1. At a Glance – When Synthetic Pyrethroids Meet Synthetic Pain
Market Cap: ₹830 Cr Current Price: ₹207 3-Month Return: –21.5% Book Value: ₹210 Price to Book: 0.99 ROCE: 4.39% ROE: 0.37% TTM Sales: ₹1,610 Cr TTM PAT: ₹-60.1 Cr
Ladies and gentlemen, presenting an agrochemical company trading below book value… while making negative profits. That’s like owning a pesticide company whose profits are being eaten by its own insects.

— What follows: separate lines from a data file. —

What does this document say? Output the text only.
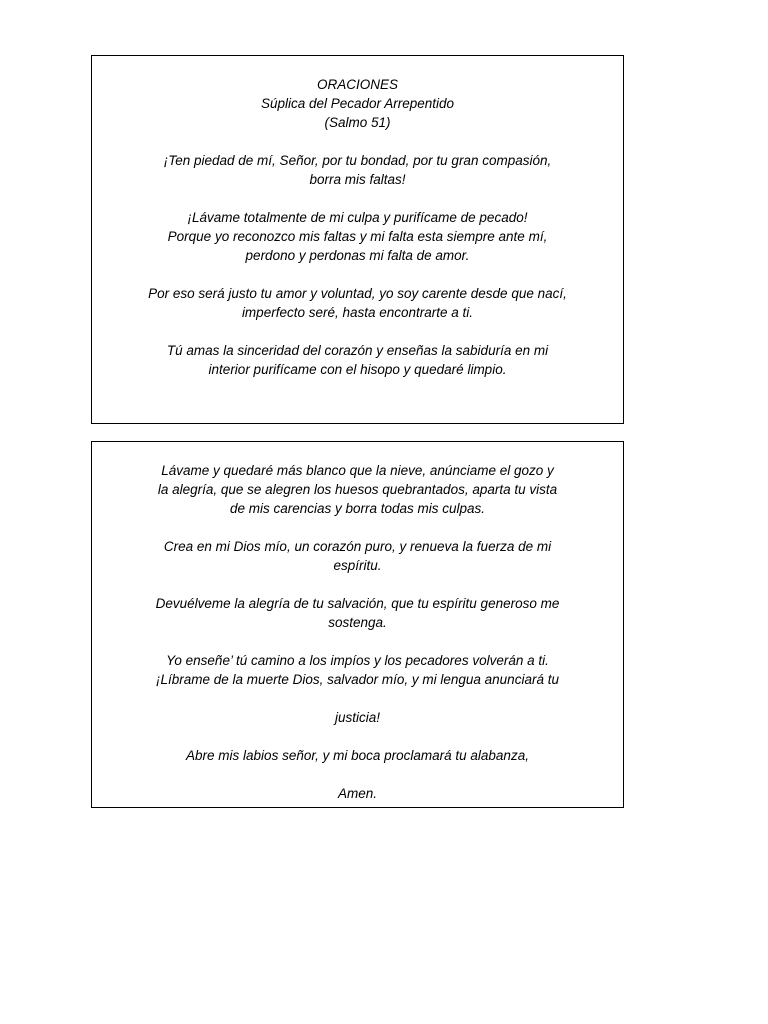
ORACIONES
Súplica del Pecador Arrepentido
(Salmo 51)
¡Ten piedad de mí, Señor, por tu bondad, por tu gran compasión,
borra mis faltas!
¡Lávame totalmente de mi culpa y purifícame de pecado!
Porque yo reconozco mis faltas y mi falta esta siempre ante mí,
perdono y perdonas mi falta de amor.
Por eso será justo tu amor y voluntad, yo soy carente desde que nací,
imperfecto seré, hasta encontrarte a ti.
Tú amas la sinceridad del corazón y enseñas la sabiduría en mi
interior purifícame con el hisopo y quedaré limpio.
Lávame y quedaré más blanco que la nieve, anúnciame el gozo y
la alegría, que se alegren los huesos quebrantados, aparta tu vista
de mis carencias y borra todas mis culpas.
Crea en mi Dios mío, un corazón puro, y renueva la fuerza de mi
espíritu.
Devuélveme la alegría de tu salvación, que tu espíritu generoso me
sostenga.
Yo enseñe’ tú camino a los impíos y los pecadores volverán a ti.
¡Líbrame de la muerte Dios, salvador mío, y mi lengua anunciará tu
justicia!
Abre mis labios señor, y mi boca proclamará tu alabanza,
Amen.
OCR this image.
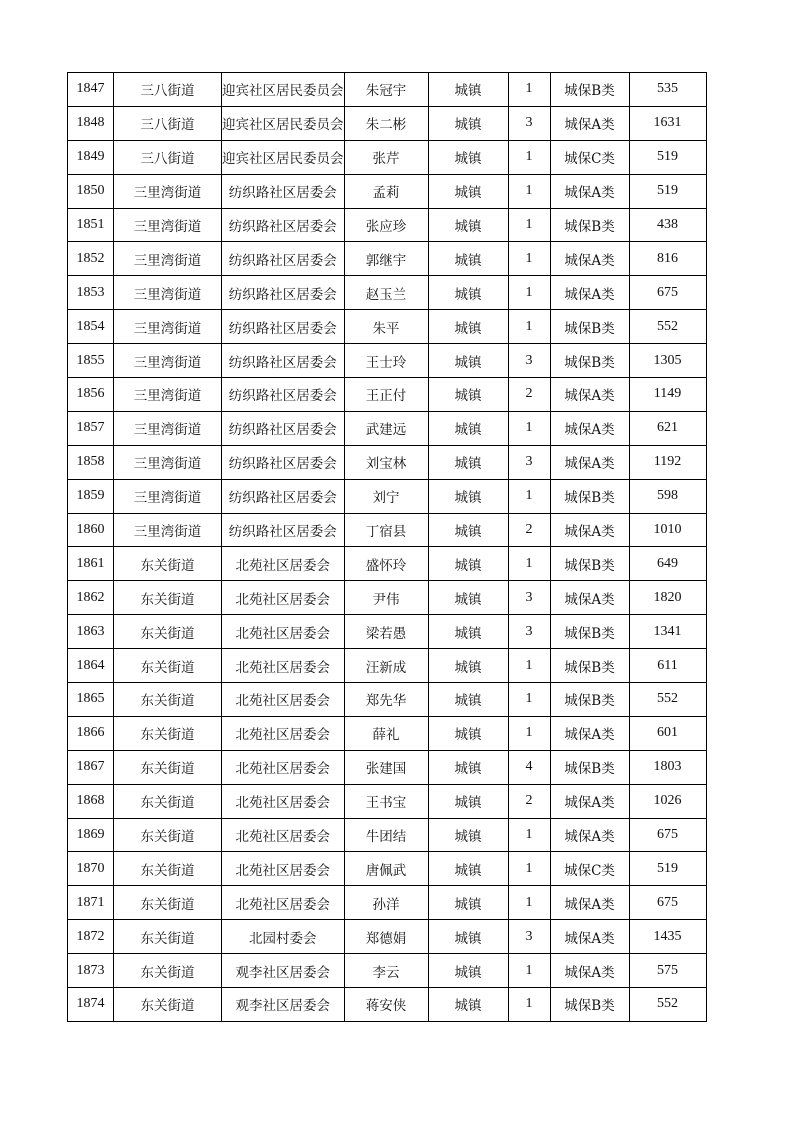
1847	三八街道	迎宾社区居民委员会	朱冠宇	城镇	1	城保B类	535
1848	三八街道	迎宾社区居民委员会	朱二彬	城镇	3	城保A类	1631
1849	三八街道	迎宾社区居民委员会	张芹	城镇	1	城保C类	519
1850	三里湾街道	纺织路社区居委会	孟莉	城镇	1	城保A类	519
1851	三里湾街道	纺织路社区居委会	张应珍	城镇	1	城保B类	438
1852	三里湾街道	纺织路社区居委会	郭继宇	城镇	1	城保A类	816
1853	三里湾街道	纺织路社区居委会	赵玉兰	城镇	1	城保A类	675
1854	三里湾街道	纺织路社区居委会	朱平	城镇	1	城保B类	552
1855	三里湾街道	纺织路社区居委会	王士玲	城镇	3	城保B类	1305
1856	三里湾街道	纺织路社区居委会	王正付	城镇	2	城保A类	1149
1857	三里湾街道	纺织路社区居委会	武建远	城镇	1	城保A类	621
1858	三里湾街道	纺织路社区居委会	刘宝林	城镇	3	城保A类	1192
1859	三里湾街道	纺织路社区居委会	刘宁	城镇	1	城保B类	598
1860	三里湾街道	纺织路社区居委会	丁宿县	城镇	2	城保A类	1010
1861	东关街道	北苑社区居委会	盛怀玲	城镇	1	城保B类	649
1862	东关街道	北苑社区居委会	尹伟	城镇	3	城保A类	1820
1863	东关街道	北苑社区居委会	梁若愚	城镇	3	城保B类	1341
1864	东关街道	北苑社区居委会	汪新成	城镇	1	城保B类	611
1865	东关街道	北苑社区居委会	郑先华	城镇	1	城保B类	552
1866	东关街道	北苑社区居委会	薛礼	城镇	1	城保A类	601
1867	东关街道	北苑社区居委会	张建国	城镇	4	城保B类	1803
1868	东关街道	北苑社区居委会	王书宝	城镇	2	城保A类	1026
1869	东关街道	北苑社区居委会	牛团结	城镇	1	城保A类	675
1870	东关街道	北苑社区居委会	唐佩武	城镇	1	城保C类	519
1871	东关街道	北苑社区居委会	孙洋	城镇	1	城保A类	675
1872	东关街道	北园村委会	郑德娟	城镇	3	城保A类	1435
1873	东关街道	观李社区居委会	李云	城镇	1	城保A类	575
1874	东关街道	观李社区居委会	蒋安侠	城镇	1	城保B类	552
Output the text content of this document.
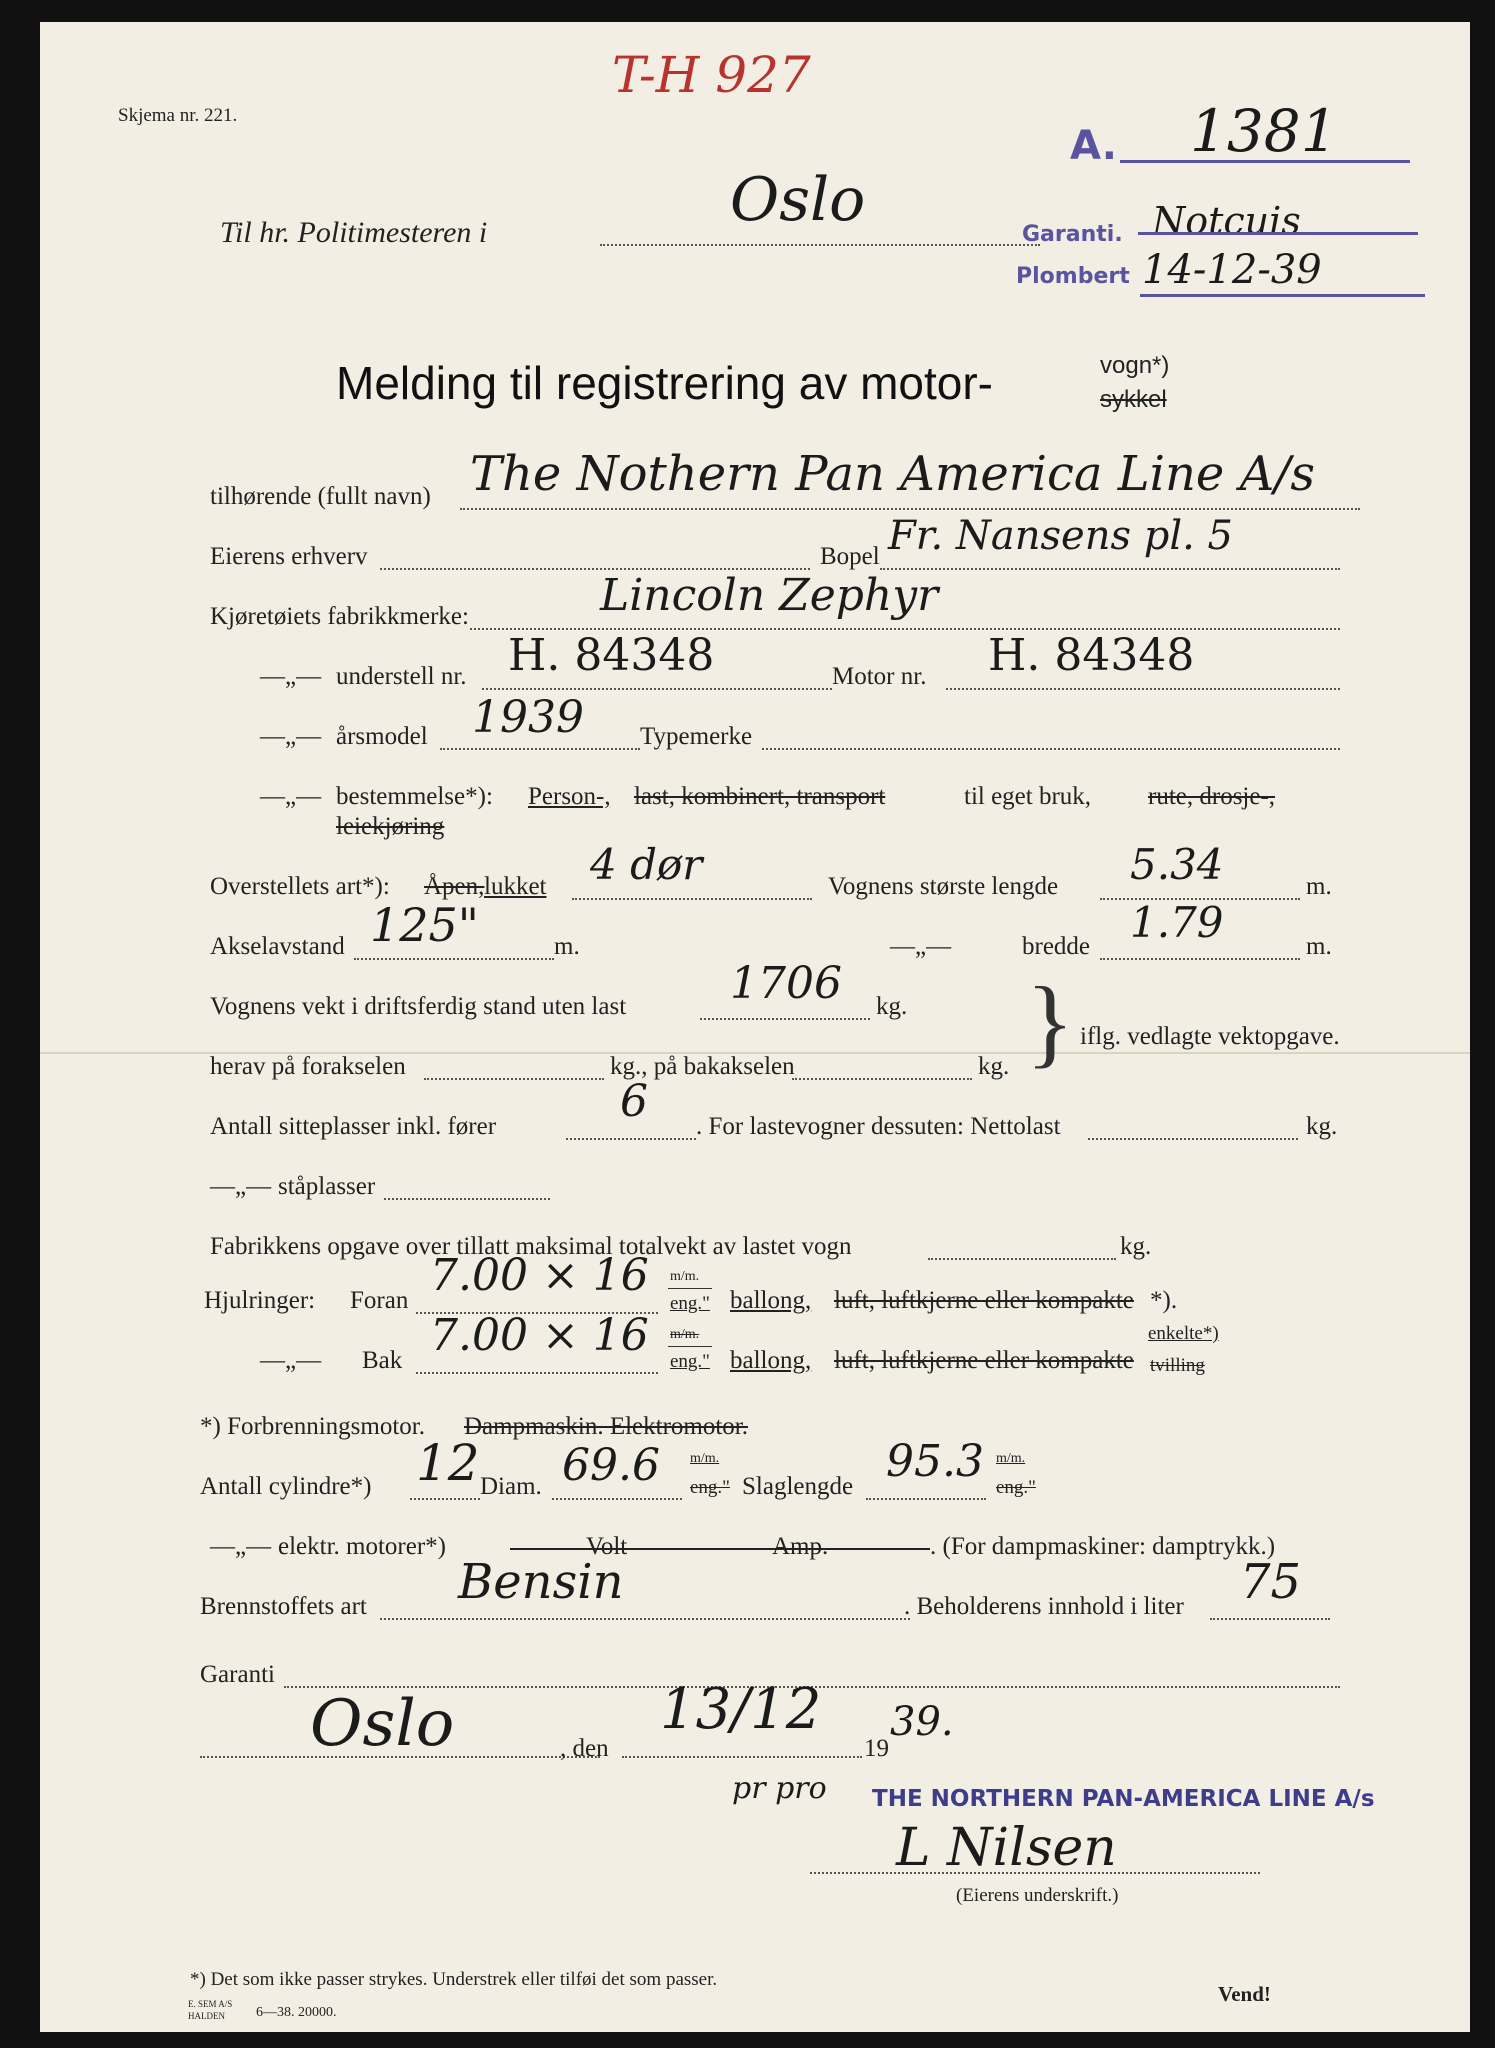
Skjema nr. 221.
T-H 927
A. 1381
Til hr. Politimesteren i	Oslo	Garanti. Notcuis
Plombert 14-12-39
Melding til registrering av motor-	vogn*)
sykkel
tilhørende (fullt navn) The Nothern Pan America Line A/s
Eierens erhverv	Bopel Fr. Nansens pl. 5
Kjøretøiets fabrikkmerke:	Lincoln Zephyr
—„— understell nr. H. 84348	Motor nr. H. 84348
—„— årsmodel 1939 Typemerke
—„— bestemmelse*): Person-, last, kombinert, transport	til eget bruk, rute, drosje-,
leiekjøring
Overstellets art*): Åpen, lukket 4 dør	Vognens største lengde 5.34	m.
Akselavstand 125"	m.	—„—	bredde 1.79	m.
Vognens vekt i driftsferdig stand uten last 1706 kg.
herav på forakselen	kg., på bakakselen	kg. } iflg. vedlagte vektopgave.
Antall sitteplasser inkl. fører	6 . For lastevogner dessuten: Nettolast	kg.
—„— ståplasser
Fabrikkens opgave over tillatt maksimal totalvekt av lastet vogn	kg.
Hjulringer: Foran 7.00 × 16 m/m.
eng." ballong, luft, luftkjerne eller kompakte *).
—„— Bak 7.00 × 16 m/m.
eng." ballong, luft, luftkjerne eller kompakte
enkelte*)
tvilling
*) Forbrenningsmotor. Dampmaskin. Elektromotor.
Antall cylindre*) 12 Diam. 69.6 m/m.
eng." Slaglengde 95.3 m/m.
eng."
—„— elektr. motorer*)	Volt	Amp.	. (For dampmaskiner: damptrykk.)
Brennstoffets art Bensin	. Beholderens innhold i liter 75
Garanti
Oslo	, den
13/12
19
39.
pr pro THE NORTHERN PAN-AMERICA LINE A/s
L Nilsen
(Eierens underskrift.)
*) Det som ikke passer strykes. Understrek eller tilføi det som passer.
E. SEM A/S
HALDEN 6—38. 20000.
Vend!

In Q3 FY26 (December 2025 quarter), sales came in at ₹301 Cr, down 11.7% YoY. PAT? A spicy ₹-23 Cr. EPS? –5.81. Meanwhile, debt stands at ₹513 Cr and interest coverage is a microscopic 0.13.
And yet… this is a company with 6 manufacturing facilities, 10,000 dealers, 222+ international customers across 74+ countries, and a massive capex cycle underway.
So what happened? Is this a temporary agrochemical winter or a structural margin drought?
Let’s dig in like a forensic accountant with a pesticide mask on.
2. Introduction – From IPO Darling to Margin Mayhem
Heranba started in 1994 and built its empire around Synthetic Pyrethroids — a fancy word for insecticides that farmers spray when insects get too ambitious.
Over time, it expanded into:
Intermediates
Technical grade chemicals
Formulations
Public health pest control
At one point, Technicals contributed 67% of revenue (FY22). Now in FY24, Technicals and Formulations are evenly split at 50–50.
Sounds like diversification. But here’s the catch: while revenue mix evolved, profitability decided to go on spiritual retreat.
TTM PAT is negative ₹61 Cr. FY25 PAT was just ₹2 Cr. FY24 PAT: ₹34 Cr. FY23 PAT: ₹104 Cr.
That’s not a slowdown. That’s a reverse rocket.
And the market? It shaved 36% off in 6 months.
The big question: Is this cyclical agro pain or something more structural?
3. Business Model – WTF Do They Even Do?
Imagine this chain:
They manufacture intermediates like CMAC and High CIS CMA.
These are used to make Technical pesticides.
Then those are turned into branded formulations like Hauris, Glory, Progress Plus, etc.